Artistes de bande dessinée
de Vincent Bernière, Romain Brethes, Collectif, Thierry Groensteen

critiqué par B1p, le 21 mars 2004
( - 51 ans)


La note:  étoiles
manifeste du neuvième art
La constitution d'un tel recueil a quelque chose d'éclairé. Certes, on ne peut pas dire qu'il est le premier du genre : il y a déjà eu d'autres ouvrages s'intéressant à la démarche des dessinateurs qui façonnent ce qu'est la bande dessinée de langue française moderne, mais ils faisaient référence à des dessinateurs-scénaristes susceptibles d'atteindre le grand public et de le conquérir (je fais référence ici à "la Nouvelle Bande Dessinée", livre écrit par le journaliste Hugues Dayez, où étaient questionnés Blain, Guibert, Sfar...)
Avec les "Artistes de bande dessinée" publié par les éditions de l'An 2, on a l'impression de franchir un palier supplémentaire.

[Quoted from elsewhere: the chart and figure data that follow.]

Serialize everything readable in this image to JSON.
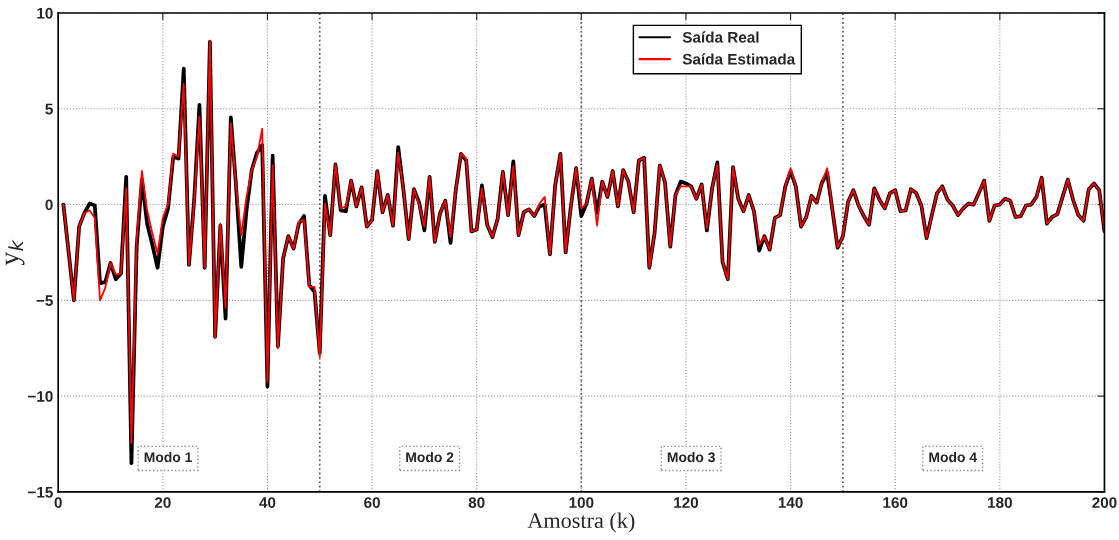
{
  "chart_data": {
    "type": "line",
    "xlabel": "Amostra (k)",
    "ylabel": "y$_{k}$",
    "x": [
      1,
      2,
      3,
      4,
      5,
      6,
      7,
      8,
      9,
      10,
      11,
      12,
      13,
      14,
      15,
      16,
      17,
      18,
      19,
      20,
      21,
      22,
      23,
      24,
      25,
      26,
      27,
      28,
      29,
      30,
      31,
      32,
      33,
      34,
      35,
      36,
      37,
      38,
      39,
      40,
      41,
      42,
      43,
      44,
      45,
      46,
      47,
      48,
      49,
      50,
      51,
      52,
      53,
      54,
      55,
      56,
      57,
      58,
      59,
      60,
      61,
      62,
      63,
      64,
      65,
      66,
      67,
      68,
      69,
      70,
      71,
      72,
      73,
      74,
      75,
      76,
      77,
      78,
      79,
      80,
      81,
      82,
      83,
      84,
      85,
      86,
      87,
      88,
      89,
      90,
      91,
      92,
      93,
      94,
      95,
      96,
      97,
      98,
      99,
      100,
      101,
      102,
      103,
      104,
      105,
      106,
      107,
      108,
      109,
      110,
      111,
      112,
      113,
      114,
      115,
      116,
      117,
      118,
      119,
      120,
      121,
      122,
      123,
      124,
      125,
      126,
      127,
      128,
      129,
      130,
      131,
      132,
      133,
      134,
      135,
      136,
      137,
      138,
      139,
      140,
      141,
      142,
      143,
      144,
      145,
      146,
      147,
      148,
      149,
      150,
      151,
      152,
      153,
      154,
      155,
      156,
      157,
      158,
      159,
      160,
      161,
      162,
      163,
      164,
      165,
      166,
      167,
      168,
      169,
      170,
      171,
      172,
      173,
      174,
      175,
      176,
      177,
      178,
      179,
      180,
      181,
      182,
      183,
      184,
      185,
      186,
      187,
      188,
      189,
      190,
      191,
      192,
      193,
      194,
      195,
      196,
      197,
      198,
      199,
      200
    ],
    "series": [
      {
        "name": "Saída Real",
        "color": "#000000",
        "values": [
          0,
          -2.5,
          -5,
          -1.15,
          -0.45,
          0.05,
          -0.05,
          -4.1,
          -4.05,
          -3.05,
          -3.9,
          -3.6,
          1.45,
          -13.5,
          -2.2,
          1.3,
          -1.0,
          -2.1,
          -3.3,
          -1.15,
          -0.2,
          2.5,
          2.4,
          7.1,
          -3.15,
          0.25,
          5.2,
          -3.3,
          8.5,
          -6.9,
          -1.1,
          -5.95,
          4.55,
          0.95,
          -3.25,
          -0.3,
          1.8,
          2.7,
          3.1,
          -9.5,
          2.55,
          -7.4,
          -2.8,
          -1.65,
          -2.3,
          -1.0,
          -0.6,
          -4.2,
          -4.55,
          -7.75,
          0.45,
          -1.6,
          2.1,
          -0.3,
          -0.35,
          1.25,
          -0.1,
          0.9,
          -1.15,
          -0.8,
          1.75,
          -0.4,
          0.5,
          -1.1,
          3.0,
          0.75,
          -1.8,
          0.8,
          0.1,
          -1.35,
          1.45,
          -1.95,
          -0.45,
          0.2,
          -2.0,
          0.75,
          2.65,
          2.3,
          -1.4,
          -1.3,
          1.0,
          -1.05,
          -1.7,
          -0.75,
          1.7,
          -0.55,
          2.25,
          -1.6,
          -0.4,
          -0.25,
          -0.6,
          -0.1,
          0,
          -2.6,
          1.0,
          2.65,
          -2.5,
          -0.1,
          1.9,
          -0.6,
          0.05,
          1.35,
          -0.45,
          1.2,
          0.4,
          1.75,
          -0.1,
          1.8,
          1.2,
          -0.4,
          2.3,
          2.45,
          -3.3,
          -1.5,
          2.05,
          1.15,
          -2.2,
          0.5,
          1.2,
          1.1,
          0.95,
          0.3,
          1.05,
          -1.35,
          0.85,
          2.2,
          -3.0,
          -3.9,
          1.95,
          0.3,
          -0.35,
          0.5,
          -0.35,
          -2.4,
          -1.65,
          -2.35,
          -0.7,
          -0.55,
          0.95,
          1.75,
          0.95,
          -1.15,
          -0.65,
          0.45,
          0.1,
          1.15,
          1.65,
          -0.3,
          -2.25,
          -1.65,
          0.15,
          0.75,
          -0.05,
          -0.6,
          -1.05,
          0.85,
          0.25,
          -0.2,
          0.6,
          0.75,
          -0.35,
          -0.3,
          0.8,
          0.6,
          -0.05,
          -1.75,
          -0.55,
          0.6,
          0.95,
          0.25,
          -0.05,
          -0.55,
          -0.2,
          0.05,
          0,
          0.6,
          1.25,
          -0.85,
          -0.05,
          0,
          0.3,
          0.2,
          -0.65,
          -0.6,
          -0.05,
          0,
          0.4,
          1.4,
          -1.0,
          -0.65,
          -0.5,
          0.4,
          1.3,
          0.25,
          -0.55,
          -0.85,
          0.8,
          1.1,
          0.75,
          -1.4
        ]
      },
      {
        "name": "Saída Estimada",
        "color": "#ff0000",
        "values": [
          0,
          -2.5,
          -5,
          -1.15,
          -0.45,
          -0.3,
          -0.7,
          -5,
          -4.35,
          -3.05,
          -3.65,
          -3.6,
          0.85,
          -12.45,
          -1.85,
          1.75,
          -0.3,
          -1.5,
          -2.55,
          -0.7,
          0.05,
          2.65,
          2.5,
          6.3,
          -3.15,
          0.1,
          4.6,
          -3.3,
          8.55,
          -6.95,
          -1.0,
          -5.4,
          4.25,
          0.95,
          -1.6,
          0.4,
          1.8,
          2.5,
          3.95,
          -9.25,
          2.05,
          -7.5,
          -2.8,
          -1.65,
          -2.3,
          -0.9,
          -0.8,
          -4.3,
          -4.3,
          -7.95,
          0.05,
          -1.6,
          2.1,
          -0.2,
          -0.1,
          1.25,
          -0.1,
          0.9,
          -1.15,
          -0.8,
          1.75,
          -0.4,
          0.5,
          -1.1,
          2.7,
          0.75,
          -1.8,
          0.8,
          0,
          -1.15,
          1.45,
          -1.95,
          -0.45,
          0.2,
          -1.7,
          0.75,
          2.65,
          2.4,
          -1.4,
          -1.3,
          0.85,
          -1.05,
          -1.7,
          -0.75,
          1.7,
          -0.55,
          2.0,
          -1.6,
          -0.4,
          -0.25,
          -0.6,
          0.05,
          0.4,
          -2.6,
          1.0,
          2.65,
          -2.5,
          -0.1,
          1.9,
          -0.2,
          0.05,
          1.35,
          -1.1,
          1.2,
          0.4,
          1.75,
          -0.1,
          1.8,
          1.2,
          -0.4,
          2.3,
          2.45,
          -3.3,
          -1.5,
          2.05,
          1.15,
          -2.2,
          0.5,
          0.95,
          0.95,
          0.95,
          0.3,
          1.05,
          -1.25,
          0.85,
          2.1,
          -3.0,
          -3.9,
          1.95,
          0.3,
          -0.35,
          0.5,
          -0.35,
          -2.1,
          -1.65,
          -2.35,
          -0.7,
          -0.55,
          0.95,
          1.9,
          0.95,
          -1.15,
          -0.65,
          0.45,
          0.1,
          1.15,
          1.9,
          -0.3,
          -2.25,
          -1.65,
          0.15,
          0.75,
          -0.05,
          -0.6,
          -1.05,
          0.85,
          0.25,
          -0.2,
          0.6,
          0.75,
          -0.35,
          -0.3,
          0.8,
          0.6,
          -0.05,
          -1.75,
          -0.55,
          0.6,
          0.95,
          0.25,
          -0.05,
          -0.55,
          -0.2,
          0.05,
          0,
          0.6,
          1.25,
          -0.85,
          -0.05,
          0,
          0.3,
          0.2,
          -0.65,
          -0.6,
          -0.05,
          0,
          0.4,
          1.4,
          -1.0,
          -0.65,
          -0.5,
          0.4,
          1.3,
          0.25,
          -0.55,
          -0.85,
          0.8,
          1.1,
          0.75,
          -1.4
        ]
      }
    ],
    "xlim": [
      0,
      200
    ],
    "ylim": [
      -15,
      10
    ],
    "xticks": [
      0,
      20,
      40,
      60,
      80,
      100,
      120,
      140,
      160,
      180,
      200
    ],
    "yticks": [
      -15,
      -10,
      -5,
      0,
      5,
      10
    ],
    "grid": true,
    "legend": "top",
    "line_style": "solid",
    "marker": "none",
    "ref_lines": [
      {
        "axis": "x",
        "value": 50,
        "line_style": "dotted"
      },
      {
        "axis": "x",
        "value": 100,
        "line_style": "dotted"
      },
      {
        "axis": "x",
        "value": 150,
        "line_style": "dotted"
      }
    ],
    "annotations": [
      "Modo 1",
      "Modo 2",
      "Modo 3",
      "Modo 4"
    ]
  }
}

Pour moi, la bande dessinée a trois niveaux :
Le niveau commercial avec son lot de titres comiques ou d'aventures, où le dessinateur n'ambitionne autre chose que de divertir le lecteur (et c'est sans doute déjà pas mal).
Le niveau commercial intellectuel où le dessinateur ambitionne de parler de choses plus personelles tout en prenant soin de l'envelopper dans un habillage comique ou sympa chargé de faire passer la pilule (Sfar et consorts).
Le dernier niveau, celui qui est abordé dans ce livre, celui où le dessinateur ne fait plus seulement de la bande dessinée mais où il fait entrer ce medium dans ce qu'on appelle l'art (d'où le titre bien choisi de l'ouvrage ici présenté), avec acharnement, avec intégrité, avec imagination et intransigence, avec un investissement personnel et créatif qui tentent de faire reculer inlassablement toutes les limites, toutes les normes de ce qui faisait jusqu'alors le train-train du jusqu'alors mal nommé "neuvième art".

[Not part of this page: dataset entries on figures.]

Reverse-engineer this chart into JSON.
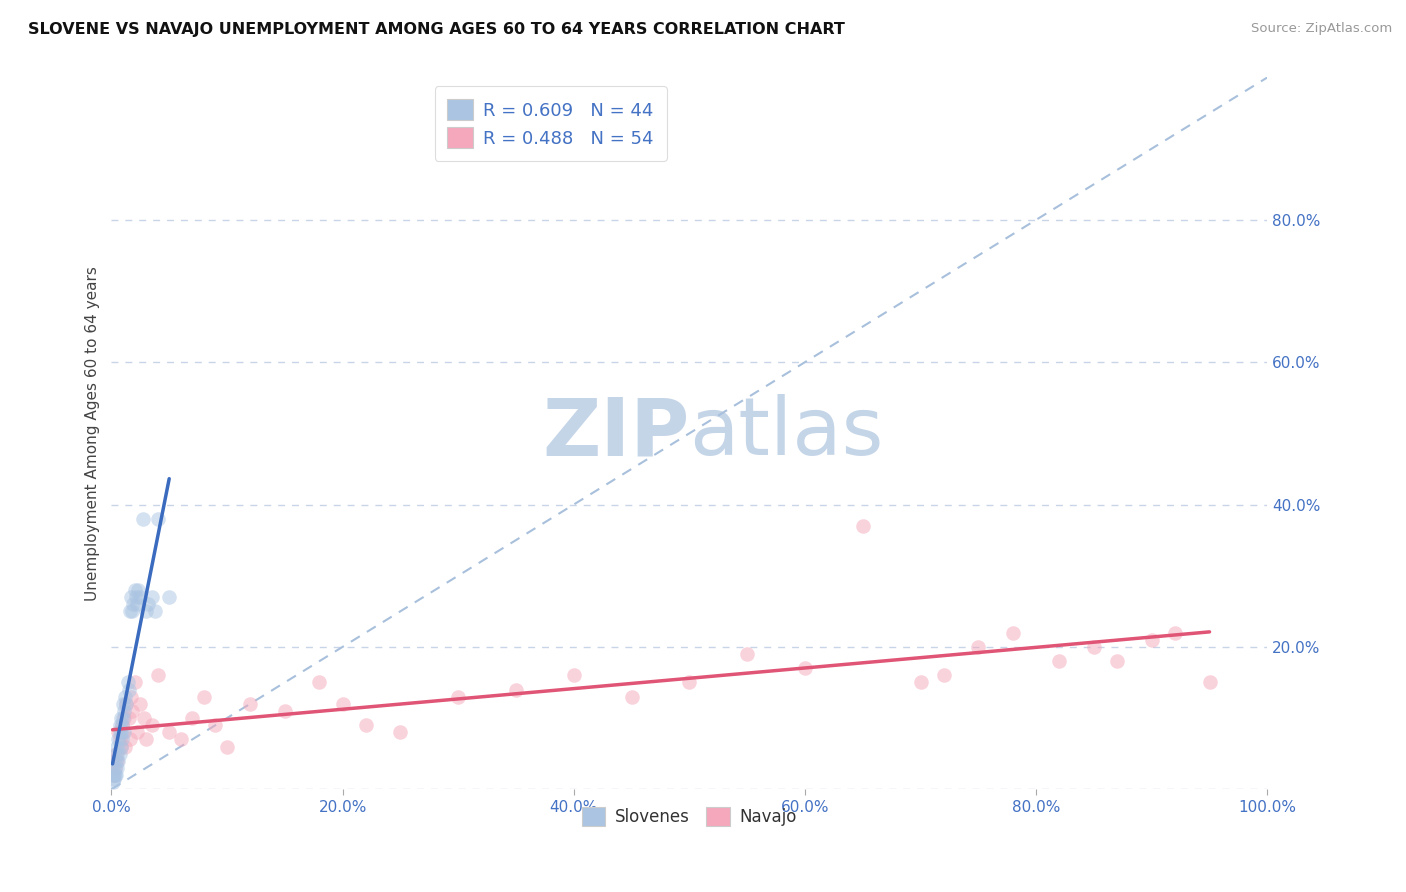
{
  "title": "SLOVENE VS NAVAJO UNEMPLOYMENT AMONG AGES 60 TO 64 YEARS CORRELATION CHART",
  "source": "Source: ZipAtlas.com",
  "ylabel": "Unemployment Among Ages 60 to 64 years",
  "xlim": [
    0,
    1.0
  ],
  "ylim": [
    0,
    1.0
  ],
  "xticks": [
    0.0,
    0.2,
    0.4,
    0.6,
    0.8,
    1.0
  ],
  "xticklabels": [
    "0.0%",
    "20.0%",
    "40.0%",
    "60.0%",
    "80.0%",
    "100.0%"
  ],
  "yticks": [
    0.0,
    0.2,
    0.4,
    0.6,
    0.8
  ],
  "yticklabels": [
    "",
    "20.0%",
    "40.0%",
    "60.0%",
    "80.0%"
  ],
  "slovene_color": "#aac4e2",
  "navajo_color": "#f5a8bb",
  "trendline_slovene_color": "#3a6bbf",
  "trendline_navajo_color": "#e05575",
  "diagonal_color": "#a8c0dc",
  "background_color": "#ffffff",
  "grid_color": "#c8d4e8",
  "legend_R_slovene": "R = 0.609",
  "legend_N_slovene": "N = 44",
  "legend_R_navajo": "R = 0.488",
  "legend_N_navajo": "N = 54",
  "legend_label_slovene": "Slovenes",
  "legend_label_navajo": "Navajo",
  "slovene_x": [
    0.001,
    0.002,
    0.002,
    0.003,
    0.003,
    0.004,
    0.004,
    0.005,
    0.005,
    0.005,
    0.006,
    0.006,
    0.007,
    0.007,
    0.007,
    0.008,
    0.008,
    0.008,
    0.009,
    0.009,
    0.01,
    0.01,
    0.011,
    0.011,
    0.012,
    0.013,
    0.014,
    0.015,
    0.016,
    0.017,
    0.018,
    0.019,
    0.02,
    0.021,
    0.022,
    0.023,
    0.025,
    0.027,
    0.03,
    0.032,
    0.035,
    0.038,
    0.04,
    0.05
  ],
  "slovene_y": [
    0.01,
    0.015,
    0.02,
    0.02,
    0.03,
    0.02,
    0.04,
    0.03,
    0.05,
    0.06,
    0.04,
    0.07,
    0.05,
    0.08,
    0.09,
    0.06,
    0.1,
    0.08,
    0.07,
    0.09,
    0.1,
    0.12,
    0.08,
    0.11,
    0.13,
    0.12,
    0.15,
    0.14,
    0.25,
    0.27,
    0.25,
    0.26,
    0.28,
    0.27,
    0.26,
    0.28,
    0.27,
    0.38,
    0.25,
    0.26,
    0.27,
    0.25,
    0.38,
    0.27
  ],
  "navajo_x": [
    0.001,
    0.002,
    0.003,
    0.004,
    0.005,
    0.006,
    0.007,
    0.008,
    0.009,
    0.01,
    0.011,
    0.012,
    0.013,
    0.015,
    0.016,
    0.017,
    0.018,
    0.02,
    0.022,
    0.025,
    0.028,
    0.03,
    0.035,
    0.04,
    0.05,
    0.06,
    0.07,
    0.08,
    0.09,
    0.1,
    0.12,
    0.15,
    0.18,
    0.2,
    0.22,
    0.25,
    0.3,
    0.35,
    0.4,
    0.45,
    0.5,
    0.55,
    0.6,
    0.65,
    0.7,
    0.72,
    0.75,
    0.78,
    0.82,
    0.85,
    0.87,
    0.9,
    0.92,
    0.95
  ],
  "navajo_y": [
    0.02,
    0.04,
    0.03,
    0.05,
    0.04,
    0.08,
    0.07,
    0.06,
    0.09,
    0.08,
    0.1,
    0.06,
    0.12,
    0.1,
    0.07,
    0.13,
    0.11,
    0.15,
    0.08,
    0.12,
    0.1,
    0.07,
    0.09,
    0.16,
    0.08,
    0.07,
    0.1,
    0.13,
    0.09,
    0.06,
    0.12,
    0.11,
    0.15,
    0.12,
    0.09,
    0.08,
    0.13,
    0.14,
    0.16,
    0.13,
    0.15,
    0.19,
    0.17,
    0.37,
    0.15,
    0.16,
    0.2,
    0.22,
    0.18,
    0.2,
    0.18,
    0.21,
    0.22,
    0.15
  ],
  "marker_size": 110,
  "marker_alpha": 0.5,
  "watermark_zip_color": "#c5d5e8",
  "watermark_atlas_color": "#c5d5e8",
  "watermark_fontsize": 58
}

A travers ce livre, on croise la trajectoire de huit dessinateurs-scénaristes. Certainement pas les plus connus mais sans doute parmi les plus passionnants, et on se prend à lire le compte-rendu de leurs entretiens même en ayant qu'une vague idée du travail de certains.
Personnellement, avant d'entamer la lecture, je connaissais la production de deux d'entre eux, mais au fil des pages, je deviens impatient de connaître les autres, ou du moins trois d'entre eux dont l'implication et le discours sans concession me fascine.

La parole au japonais d'adoption Frédéric Boilet :
"On parle de "divertissement" à propos de films ou de livres grand public qui prétendent nous "distraire" de notre vie quotidienne, nous permettre de nous "évader". Mais nous passons notre vie à être distraits ! Etre obligé de gagner de l'argent pour payer les traites de la maison, de la voiture et du garage, c'est ça la distraction ! Et que de temps perdu ! Je crois qu'une oeuvre d'art ne doit pas "divertir" mais au contraire "invertir". Elle doit nous réveiller, nous secouer, nous ramener à la réalité, à notre condition de mortel qui fait que chaque seconde que l'on vit est merveilleuse. C'est aussi à travers l'art que l'on peut toucher ce que j'appelle la seconde d'éternité. C'est cer moment très aigu où l'on se souvient qu'on est mortel. Si l'on te dit que demain tu vas mourir - imaginons que tu puisses passer outre l'aspect dramatique de la chose - les dernières minutes que tu vas vivre vont être d'une densité exceptionnelle. Une oeuvre d'art doit avoir cet enjeu-là, cette force-là. C'est celle d'un coupe de fusil que tu viens de recevoir, qui te met dans un état d'acuité, et d'envie de vivre, extrêmes."

Quand je vois la démarche de ces huit dessinateurs, je me dis que c'est réellement possible.

P.S. Est-ce que ce recueil peut convenir à quelqu'un qui n'aurait aucune idée de l'existence de ces auteurs ? Je ne suis pas sûr. J'en connaissais moi-même deux et c'est ce qui m'a encouragé à entrer dans cette lecture. Si je n'en avais connu aucun, il est sûr que les trois quarts du bouquin m'auraient profondément ennuyé. Alors, dans le cas où les noms ici rassemblés (Barbier, Baudoin, Boilet, Duba, Fortemps, Mathieu, Neaud, Vanoli) ne vous diraient rien, au moins notez-les, lisez-les, et revenez à cet ouvrage ensuite.